I’ve heard of similar directions occuring at at least one other venue of the Magistrates’ Court, so although this seems isolated, it’s not a one-of occurrence either.
I could understand it if someone — anyone — were playing loud music, games or video. (That might well fall within the scope of the court’s contempt powers anyway, as interfering with the course of justice and interrupting proceedings: Hancock v Lynch  VR 173.) But quietly reading notes, email, calendar appointments, checking legislation? How does that interfere with the security, good order of management of the premises?

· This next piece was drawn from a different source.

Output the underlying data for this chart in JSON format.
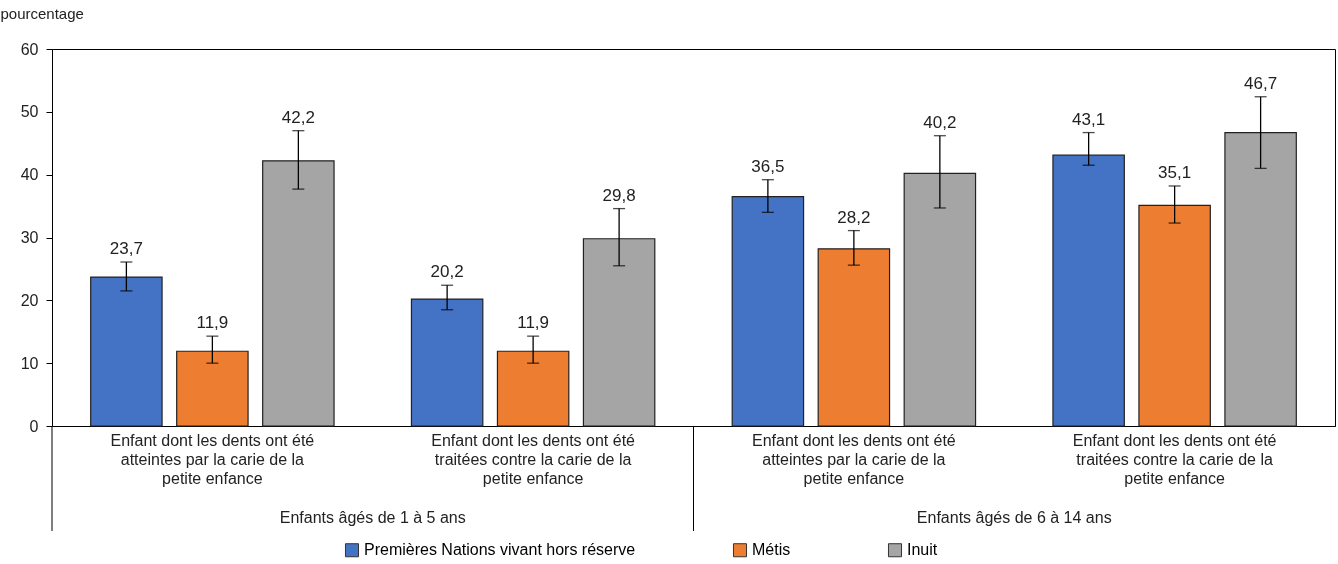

Judicial officers on the other hand have absolute authority about security in the court, extending to jurors, witnesses and even counsel and solicitors in a case: R v Smith  2 NSWLR 608 at 616 – 7 per Street CJ; Murray v Flack (1983) 6 A Crim R 394; R v Benbrika (No 12)  VSC 524.
So long as a lawyer’s use of an iPad — or anything else — interfered with the proceedings, the presiding judicial officer could deal with it. But short of that, I can’t see any reasons they would, and more to the point, why authorised officers under the Court Security Act should be concerning themselves with such things. It might be a mild annoyance for some, but I know for me and some other lawyers, it would be equivalent to depriving us of access to our brief, and everything else essential for our practice.
I understand the Magistrates’ Court at least is in the process of making a policy on this, and if it does, it probably won’t be too long before other courts do too. I hope so, and that in the meanwhile, common sense prevails.